A study by University of Washington and U.S. Forest Service scientists shows why: The drying power of nighttime air over much of the Western U.S. has increased dramatically in the past 40 years. The paper was published online in July in Geophysical Research Letters, a journal of the American Geophysical Union.
“Nighttime is an important time in fire management. When fires die down at night it gives firefighters a chance to rest, move equipment and strategize. The problem firefighters are reporting is an unexpected increase in nighttime fire activity,” said lead author Andy Chiodi, a UW research scientist at the Cooperative Institute for Climate, Ocean & Ecosystem Studies, a joint center with the National Oceanic and Atmospheric Administration. “Our findings support that this has been going on over the last 40 years over much, but not all, of the Western U.S.”
Earth’s atmosphere is warming due to climate change, and warming in many places has been greater at night. Warmer night air had been suspected as the culprit altering the daily pattern of wildfire activity, with burns continuing later into the night.

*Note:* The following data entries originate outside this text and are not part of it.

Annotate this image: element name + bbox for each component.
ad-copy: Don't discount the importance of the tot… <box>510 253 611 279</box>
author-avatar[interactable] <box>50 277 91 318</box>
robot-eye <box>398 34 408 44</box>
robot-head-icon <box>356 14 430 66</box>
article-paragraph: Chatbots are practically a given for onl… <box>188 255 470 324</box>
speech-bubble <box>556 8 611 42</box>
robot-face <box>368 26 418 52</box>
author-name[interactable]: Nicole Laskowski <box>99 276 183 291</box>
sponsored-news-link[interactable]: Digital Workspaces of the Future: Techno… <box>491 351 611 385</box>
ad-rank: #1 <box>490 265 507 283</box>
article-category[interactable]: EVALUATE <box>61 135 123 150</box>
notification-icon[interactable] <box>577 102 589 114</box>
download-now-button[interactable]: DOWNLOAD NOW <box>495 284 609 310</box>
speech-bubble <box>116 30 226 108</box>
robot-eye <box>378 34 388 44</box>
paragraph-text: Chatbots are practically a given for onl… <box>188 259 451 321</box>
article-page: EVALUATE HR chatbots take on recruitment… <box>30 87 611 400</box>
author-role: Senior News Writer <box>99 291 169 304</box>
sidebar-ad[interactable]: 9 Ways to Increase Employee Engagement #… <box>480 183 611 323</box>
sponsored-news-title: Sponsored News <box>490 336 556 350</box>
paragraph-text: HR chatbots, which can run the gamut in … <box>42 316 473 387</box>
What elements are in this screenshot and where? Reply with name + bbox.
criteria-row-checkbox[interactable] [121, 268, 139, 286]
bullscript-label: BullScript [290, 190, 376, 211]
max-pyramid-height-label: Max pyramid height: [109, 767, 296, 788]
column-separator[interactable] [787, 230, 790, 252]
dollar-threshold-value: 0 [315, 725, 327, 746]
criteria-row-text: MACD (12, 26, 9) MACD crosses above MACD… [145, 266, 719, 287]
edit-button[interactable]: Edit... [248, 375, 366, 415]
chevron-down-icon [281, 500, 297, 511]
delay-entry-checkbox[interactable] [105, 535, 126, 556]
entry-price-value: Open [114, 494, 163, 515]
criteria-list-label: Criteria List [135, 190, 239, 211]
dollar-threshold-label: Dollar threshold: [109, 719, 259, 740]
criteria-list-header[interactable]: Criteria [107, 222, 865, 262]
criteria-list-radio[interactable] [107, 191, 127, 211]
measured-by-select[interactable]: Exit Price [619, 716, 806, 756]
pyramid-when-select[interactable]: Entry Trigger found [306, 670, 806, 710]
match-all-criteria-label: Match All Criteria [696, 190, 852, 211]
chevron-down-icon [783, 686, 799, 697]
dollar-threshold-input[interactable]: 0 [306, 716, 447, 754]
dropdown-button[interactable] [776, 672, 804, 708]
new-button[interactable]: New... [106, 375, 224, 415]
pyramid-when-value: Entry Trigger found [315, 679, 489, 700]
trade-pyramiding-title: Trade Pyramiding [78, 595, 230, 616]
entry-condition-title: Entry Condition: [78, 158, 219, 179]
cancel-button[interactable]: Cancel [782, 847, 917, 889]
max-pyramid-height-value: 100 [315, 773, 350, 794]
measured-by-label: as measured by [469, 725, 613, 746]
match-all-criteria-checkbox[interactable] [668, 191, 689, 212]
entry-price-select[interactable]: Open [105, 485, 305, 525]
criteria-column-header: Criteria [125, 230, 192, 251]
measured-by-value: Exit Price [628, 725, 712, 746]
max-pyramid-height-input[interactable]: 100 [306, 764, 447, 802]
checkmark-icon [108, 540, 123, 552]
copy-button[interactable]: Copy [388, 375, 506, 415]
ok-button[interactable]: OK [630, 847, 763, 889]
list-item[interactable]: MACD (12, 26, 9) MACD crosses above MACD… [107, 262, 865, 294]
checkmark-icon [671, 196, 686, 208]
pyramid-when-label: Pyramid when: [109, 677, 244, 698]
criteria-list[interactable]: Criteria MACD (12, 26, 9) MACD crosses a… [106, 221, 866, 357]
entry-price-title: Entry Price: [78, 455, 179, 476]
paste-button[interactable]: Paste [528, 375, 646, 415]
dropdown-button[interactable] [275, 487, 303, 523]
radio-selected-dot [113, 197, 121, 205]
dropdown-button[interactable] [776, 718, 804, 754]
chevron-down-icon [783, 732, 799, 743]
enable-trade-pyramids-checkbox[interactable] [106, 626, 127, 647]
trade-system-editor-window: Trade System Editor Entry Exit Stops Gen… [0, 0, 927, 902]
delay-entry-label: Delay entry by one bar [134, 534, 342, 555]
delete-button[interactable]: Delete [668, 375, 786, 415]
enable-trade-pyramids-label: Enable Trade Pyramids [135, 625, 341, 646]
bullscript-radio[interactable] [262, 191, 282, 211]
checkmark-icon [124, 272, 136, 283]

The new study, however, shows it’s not just that the night air is warmer, but also a dramatic shift from 1980 to 2019 in its drying power — how much moisture the nighttime air can carry away from the fuels — over much of the Western U.S. This shift is not captured in climate models, and the authors say it could be related to natural long-term cycles rather than to climate change.
“We paid special attention to the change in recent years compared to the conditions seen in the ’80s and ’90s, which is when many of the current firefighters started their careers, and presumably formed their ideas about what normal fire behavior should look like,” Chiodi said. “We tried to quantify the changes that we were hearing about from firefighters.”
The study looks at the “vapor pressure deficit,” or the difference between the moisture in the air and the saturation moisture level at that air temperature. This difference is a measure of the air’s drying power.
“In the southern Sierra Nevada, the average summer nighttime vapor pressure deficit for the recent decade was 50% higher than the average in the ’80s and ’90s,” Chiodi said. “I was surprised — it’s unusual to see geophysical data change that dramatically.”
Some of this shift in vapor pressure deficit is happening because warmer nighttime air, caused by climate change, produce higher saturation values. But part of the drying power is happening because the nighttime air in some regions has less moisture, and that effect is not predicted by climate change models, at least this much or in this pattern. The authors find a possible connection to the Pacific Decadal Oscillation, a long-term cycle that can influence inland weather.
The increased drying power of nighttime air is especially pronounced in California’s San Fernando Valley and in the Bitterroot-Blue Mountain Region — including parts of the Idaho Panhandle, southeast Washington, northeast Oregon and western Montana.
“Firefighters had been saying for several years that they feel some fires burn later into the evening than they used to,” said co-author Brian Potter at the U.S. Forest Service’s Pacific Wildland Fire Sciences Laboratory. “We found that in some areas, the amount of water in the air is decreasing, sort of doubling up on the warmer nights. These areas, including where the Snake River Complex and Lick Creek fires are burning right now, are much more likely to have fires burn late into the night.”
The analysis used hourly weather outputs from the European Centre for Medium-Range Weather Forecasts. The recently released hourly reconstructions of historical weather allowed investigation of daily cycles.
The next step, Chiodi said, is to further explore the causes of these changes in nighttime vapor pressure deficit. After that, he hopes to connect the atmospheric conditions more directly to fuel moisture and fire behavior.
The other co-author is Narasimhan ‘Sim’ Larkin at the U.S. Forest Service’s Pacific Wildland Fire Sciences Laboratory in Seattle. The research was funded by the U.S. Forest Service through its AirFire research team and by NOAA.